Dito isso, Francis foi até o território português, mas acabou se encontrando com o Espanha sentado num muro baixo tocando seu violão.
— Ah, França! Buenos días!
— Não estou a fim de falar com você agora. Meu assunto é com o Portugal. E estou muito desapontado com você... – murmurou o louro.
O espanhol havia entendido o recado. Espanha deixou o francês passar pela sua casa, mas após passar pegou no telefone e ligou para o Portugal.
— Portugal? Más notícias! Usted verás la muerte!
— O que houve?
— O França soube que você está com relações políticas e econômicas com o Inglaterra e agora irá te dar uns sarrafos!
— Imagine! É bem provável que aquele cabeludo de barba mal feita não venha até minha pesso... – a voz do português fora cortada com um barulho alto. Era possível escutar Francis gritando ao fundo: — Ei, seu português idiota! Cadê você?!
— Minha porta! Você arrombou minha porta!
Depois disso, a ligação caiu. E sim... França acabou dando uns sarrafos no Portugal fazendo com que a Corte Portuguesa pegasse ele no colo, colocasse numa embarcação, onde eles acabaram parando no Brasil.
Ao voltar para sua casa, Francis estava exausto com a briga que tivera. Mas ele não podia relaxar! Tinha ainda muitos pedidos para cumprir! Em meio à correria, Francis recebeu um telefonema.
— Alô? É o França? – uma voz doce veio por trás do telefone.
— Oui! Rússia?
— Sim. Vim telefonar para saber sobre minhas mercadorias. Elas não estão exatamente como o Inglaterra me entregava.
— Então, Rússia. Estou um tanto ocupado com as mercadorias que o Suíça pediu! O Holanda quer ajuda nas plantações das suas tulipas e eu nem sei como fazer isso! Então se der para você espe...- o francês fora interrompido por uma voz um tanto macabra.
— Se você não me entregar as mercadorias saber onde o meu Cano Mágico irá parar, não é mesmo... França?
— A-ah, s-sim! P-pardón!
Ao desligar o telefone, pode escutar “Kols” na linha. Aquilo fez a espinha do francês arrepiar.

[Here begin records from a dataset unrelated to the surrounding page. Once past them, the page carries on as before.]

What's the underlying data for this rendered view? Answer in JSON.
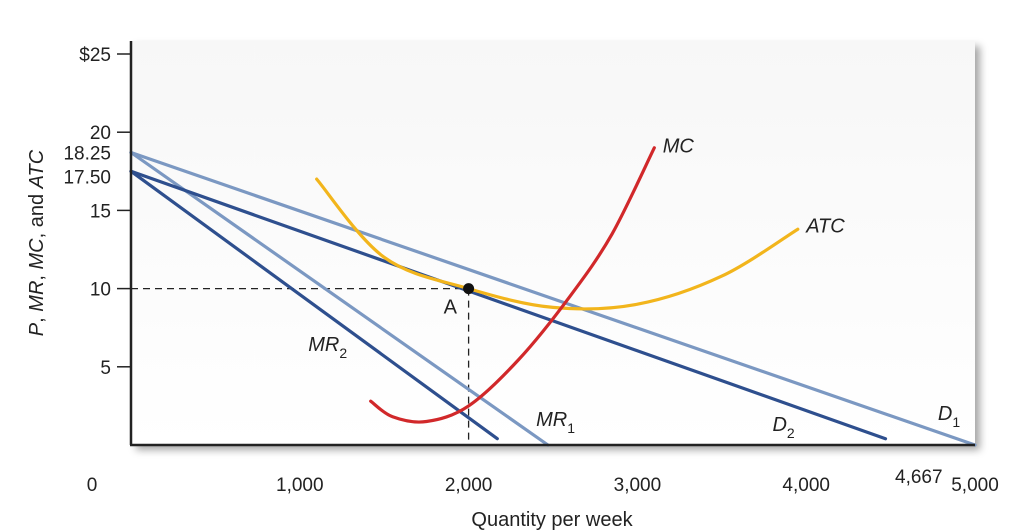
{
  "chart_data": {
    "type": "line",
    "xlabel": "Quantity per week",
    "ylabel_parts": [
      "P",
      ", ",
      "MR",
      ", ",
      "MC",
      ", and ",
      "ATC"
    ],
    "xlim": [
      0,
      5000
    ],
    "ylim": [
      0,
      25
    ],
    "origin_label": "0",
    "x_ticks": [
      {
        "value": 1000,
        "label": "1,000"
      },
      {
        "value": 2000,
        "label": "2,000"
      },
      {
        "value": 3000,
        "label": "3,000"
      },
      {
        "value": 4000,
        "label": "4,000"
      },
      {
        "value": 4667,
        "label": "4,667"
      },
      {
        "value": 5000,
        "label": "5,000"
      }
    ],
    "y_ticks": [
      {
        "value": 25,
        "label": "$25"
      },
      {
        "value": 20,
        "label": "20"
      },
      {
        "value": 18.25,
        "label": "18.25"
      },
      {
        "value": 17.5,
        "label": "17.50"
      },
      {
        "value": 15,
        "label": "15"
      },
      {
        "value": 10,
        "label": "10"
      },
      {
        "value": 5,
        "label": "5"
      }
    ],
    "series": [
      {
        "key": "D1",
        "label": "D",
        "subscript": "1",
        "color": "#7b98c2",
        "points": [
          [
            0,
            18.7
          ],
          [
            5000,
            0
          ]
        ],
        "label_at": [
          4780,
          1.6
        ]
      },
      {
        "key": "D2",
        "label": "D",
        "subscript": "2",
        "color": "#2e4f8e",
        "points": [
          [
            0,
            17.5
          ],
          [
            4470,
            0.4
          ]
        ],
        "label_at": [
          3800,
          0.9
        ]
      },
      {
        "key": "MR1",
        "label": "MR",
        "subscript": "1",
        "color": "#7b98c2",
        "points": [
          [
            0,
            18.7
          ],
          [
            2470,
            0
          ]
        ],
        "label_at": [
          2400,
          1.2
        ]
      },
      {
        "key": "MR2",
        "label": "MR",
        "subscript": "2",
        "color": "#2e4f8e",
        "points": [
          [
            0,
            17.5
          ],
          [
            2170,
            0.4
          ]
        ],
        "label_at": [
          1050,
          6.0
        ]
      },
      {
        "key": "MC",
        "label": "MC",
        "subscript": "",
        "color": "#d1282a",
        "points": [
          [
            1420,
            2.8
          ],
          [
            1550,
            1.8
          ],
          [
            1750,
            1.5
          ],
          [
            2000,
            2.5
          ],
          [
            2300,
            5.5
          ],
          [
            2600,
            9.5
          ],
          [
            2850,
            13.5
          ],
          [
            3100,
            19
          ]
        ],
        "label_at": [
          3150,
          18.7
        ]
      },
      {
        "key": "ATC",
        "label": "ATC",
        "subscript": "",
        "color": "#f2b51c",
        "points": [
          [
            1100,
            17
          ],
          [
            1500,
            12
          ],
          [
            2000,
            10
          ],
          [
            2500,
            8.8
          ],
          [
            3000,
            9
          ],
          [
            3500,
            10.8
          ],
          [
            3950,
            13.8
          ]
        ],
        "label_at": [
          4000,
          13.6
        ]
      }
    ],
    "point_A": {
      "label": "A",
      "x": 2000,
      "y": 10
    },
    "grid": false,
    "legend": "none"
  }
}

— Esse Rússia... sempre colocando medo no resto dos países! Que desaforo!
Sem dormir e sem comer, Francis ainda trabalhava duro para superar as mercadorias que o Inglaterra fornecia. Quando um dos seus amigos, Jean, chegou correndo bufando.
— Senhor França!
— O que foi dessa vez...? – disse já um tanto cansado.

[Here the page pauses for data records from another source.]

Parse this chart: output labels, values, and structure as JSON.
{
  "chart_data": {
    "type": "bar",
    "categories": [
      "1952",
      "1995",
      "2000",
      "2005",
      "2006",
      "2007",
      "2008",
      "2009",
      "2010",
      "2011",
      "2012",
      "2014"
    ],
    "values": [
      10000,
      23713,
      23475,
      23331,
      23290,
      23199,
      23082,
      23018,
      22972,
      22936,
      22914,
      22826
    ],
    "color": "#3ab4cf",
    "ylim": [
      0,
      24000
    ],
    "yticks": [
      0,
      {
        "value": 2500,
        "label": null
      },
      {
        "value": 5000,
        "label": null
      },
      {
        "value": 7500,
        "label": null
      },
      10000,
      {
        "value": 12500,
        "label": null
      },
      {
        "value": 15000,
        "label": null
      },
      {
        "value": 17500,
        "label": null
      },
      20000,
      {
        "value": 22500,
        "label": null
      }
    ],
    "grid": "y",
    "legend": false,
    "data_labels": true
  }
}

— Soube que o Senhor Rússia furou o Bloqueio!
— Mon Dieu! Por que ele faria uma coisa dessas?! – a novidade havia transformado em energia para o país.
— Soube que ele não estava contente com suas mercadorias, então cometeu tal ato!
Francis parecia um tanto abalado, mas então, mais uma vez confiante, Francis arma um plano para invadir a casa do Rússia. Convocou um exército grande, mas grande mesmo, e bolou um plano: entrar na casa sem quebrar janelas ou arrombar portas. Tudo no sigilo. Francis e a tropa então foram em direção à casa do russo, mas houve um problema no caminho...
— Senhor França! Paul e Pierre estão morrendo de frio! E acho que eu não vou aguentar por muito tempo...
— Aguente firme, Jean! A casa do Rússia pode ser um tanto gelada, mas nossa fúria e nosso objetivo aquecerá nossos corações!
Após ter dito isso, Francis olhou para trás e viu seus homens caídos... um por um na fofa neve branca que caía do céu russo. Com lágrimas aos olhos, viu seu amigo Jean cair morto, com lábios e pontas dos dedos roxas. Tomou uma decisão: desistir e voltar com vida. Já estava com fome e com frio... E foi o que fez. Francis voltou ao seu território com apenas 300 homens.